Wellington: Pakistan took the upper hand on Saturday's opening day of the second Test, with wicketkeeper Adnal Akmal taking five catches to help the tourists limit New Zealand to 246-6 by stumps.
Akmal took two catches from the bowling of Tanvir Ahmed and one each from Umar Gul, Wahab Riaz and spinner Abdur Rehman to help Pakistan position itself for a series victory.
Tanvir finished with 2-63 and Gul 2-53 as the Pakistan seamers were rewarded for a day of steady toil in windy conditions.
New Zealand's batsmen extended the pattern of the 10-wicket loss in the first Test, with a lack of perseverance or an inability to build on starts. Two wickets fell in each session and Ross Taylor's uncharacteristically painstaking 78 provided the backbone of the innings.
After winning the toss and batting, New Zealand lost Brendon McCullum in Gul's opening over and were unable for the rest of the day to establish any authority over the Pakistan bowlers.
It was 90-2 by lunch, 147-4 by tea and New Zealand was still trying to get back on even terms on a grassy but sound batting wicket when stumps were drawn.
Captain Daniel Vettori was 38 not out and wicketkeeper Reece Young 28 not out at the close of play, having added 66 for the seventh wicket in one of the day's few productive partnerships.
Taylor put on 52 for the third wicket with Martin Guptill (29) and 68 for the fifth wicket with James Franklin (33).
But when Tanvir dismissed Guptill and Jesse Ryder with successive deliveries in the 33rd over he effectively broke the back of the New Zealand top order.
Taylor sought to provide resistance but never succeeded in dominating the bowlers. He batted more than four hours for his 78 runs, taking 98 balls to reach his half century.
After being bought for US $1 million dollars in the recent Indian Premier League auction, Taylor was determined to show his talents were not only suited to the short form of the game and to answer doubts after two failures in the first Test.

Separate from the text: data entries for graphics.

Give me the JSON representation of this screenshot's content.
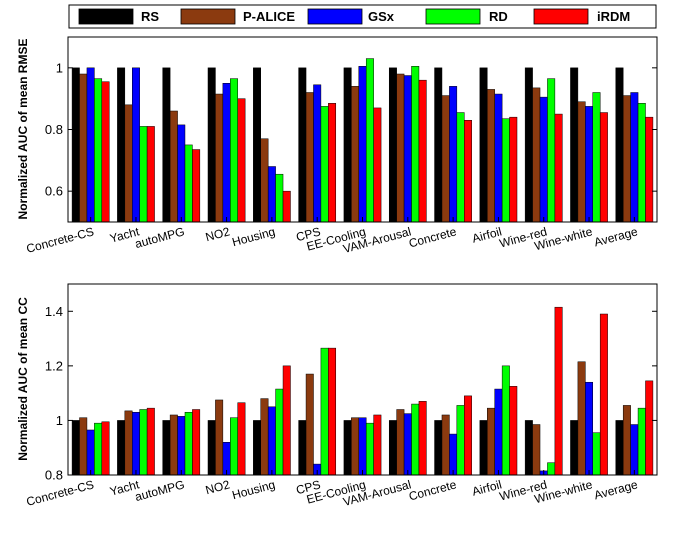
{
  "legend": [
    {
      "name": "RS",
      "color": "#000000"
    },
    {
      "name": "P-ALICE",
      "color": "#8B3A0F"
    },
    {
      "name": "GSx",
      "color": "#0000FF"
    },
    {
      "name": "RD",
      "color": "#00FF00"
    },
    {
      "name": "iRDM",
      "color": "#FF0000"
    }
  ],
  "chart_data": [
    {
      "type": "bar",
      "title": "",
      "ylabel": "Normalized AUC of mean RMSE",
      "xlabel": "",
      "ylim": [
        0.5,
        1.1
      ],
      "yticks": [
        0.6,
        0.8,
        1
      ],
      "ytick_labels": [
        "0.6",
        "0.8",
        "1"
      ],
      "grid": false,
      "categories": [
        "Concrete-CS",
        "Yacht",
        "autoMPG",
        "NO2",
        "Housing",
        "CPS",
        "EE-Cooling",
        "VAM-Arousal",
        "Concrete",
        "Airfoil",
        "Wine-red",
        "Wine-white",
        "Average"
      ],
      "series": [
        {
          "name": "RS",
          "color": "#000000",
          "values": [
            1.0,
            1.0,
            1.0,
            1.0,
            1.0,
            1.0,
            1.0,
            1.0,
            1.0,
            1.0,
            1.0,
            1.0,
            1.0
          ]
        },
        {
          "name": "P-ALICE",
          "color": "#8B3A0F",
          "values": [
            0.98,
            0.88,
            0.86,
            0.915,
            0.77,
            0.92,
            0.94,
            0.98,
            0.91,
            0.93,
            0.935,
            0.89,
            0.91
          ]
        },
        {
          "name": "GSx",
          "color": "#0000FF",
          "values": [
            1.0,
            1.0,
            0.815,
            0.95,
            0.68,
            0.945,
            1.005,
            0.975,
            0.94,
            0.915,
            0.905,
            0.875,
            0.92
          ]
        },
        {
          "name": "RD",
          "color": "#00FF00",
          "values": [
            0.965,
            0.81,
            0.75,
            0.965,
            0.655,
            0.875,
            1.03,
            1.005,
            0.855,
            0.835,
            0.965,
            0.92,
            0.885
          ]
        },
        {
          "name": "iRDM",
          "color": "#FF0000",
          "values": [
            0.955,
            0.81,
            0.735,
            0.9,
            0.6,
            0.885,
            0.87,
            0.96,
            0.83,
            0.84,
            0.85,
            0.855,
            0.84
          ]
        }
      ]
    },
    {
      "type": "bar",
      "title": "",
      "ylabel": "Normalized AUC of mean CC",
      "xlabel": "",
      "ylim": [
        0.8,
        1.5
      ],
      "yticks": [
        0.8,
        1,
        1.2,
        1.4
      ],
      "ytick_labels": [
        "0.8",
        "1",
        "1.2",
        "1.4"
      ],
      "grid": false,
      "categories": [
        "Concrete-CS",
        "Yacht",
        "autoMPG",
        "NO2",
        "Housing",
        "CPS",
        "EE-Cooling",
        "VAM-Arousal",
        "Concrete",
        "Airfoil",
        "Wine-red",
        "Wine-white",
        "Average"
      ],
      "series": [
        {
          "name": "RS",
          "color": "#000000",
          "values": [
            1.0,
            1.0,
            1.0,
            1.0,
            1.0,
            1.0,
            1.0,
            1.0,
            1.0,
            1.0,
            1.0,
            1.0,
            1.0
          ]
        },
        {
          "name": "P-ALICE",
          "color": "#8B3A0F",
          "values": [
            1.01,
            1.035,
            1.02,
            1.075,
            1.08,
            1.17,
            1.01,
            1.04,
            1.02,
            1.045,
            0.985,
            1.215,
            1.055
          ]
        },
        {
          "name": "GSx",
          "color": "#0000FF",
          "values": [
            0.965,
            1.03,
            1.015,
            0.92,
            1.05,
            0.84,
            1.01,
            1.025,
            0.95,
            1.115,
            0.815,
            1.14,
            0.985
          ]
        },
        {
          "name": "RD",
          "color": "#00FF00",
          "values": [
            0.99,
            1.04,
            1.03,
            1.01,
            1.115,
            1.265,
            0.99,
            1.06,
            1.055,
            1.2,
            0.845,
            0.955,
            1.045
          ]
        },
        {
          "name": "iRDM",
          "color": "#FF0000",
          "values": [
            0.995,
            1.045,
            1.04,
            1.065,
            1.2,
            1.265,
            1.02,
            1.07,
            1.09,
            1.125,
            1.415,
            1.39,
            1.145
          ]
        }
      ]
    }
  ]
}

While he provided more resistance than any other New Zealander on the first day, he looked like a man fighting for form and he was much less aggressive than is his nature, hitting only seven boundaries.
Pakistan is fielding a depleted bowling attack in this series. The absence of Mohammad Asif and Mohammad Amir — both under suspension during an ICC investigation into spot fixing — should have weakened its seam bowling and the loss of Saeed Ajmal left it without its best spinner.
Instead, the diminished Pakistan attack has risen to the challenge and bowled better than the hosts throughout the series.
Gul has been an outstanding leader of the attack, bowling with pace in trying conditions and snaring early wickets in each innings of the series so far. Tanvir, though slower, and the left-armer Riaz have provided outstanding support, testing the New Zealand batsmen with an exacting line and length.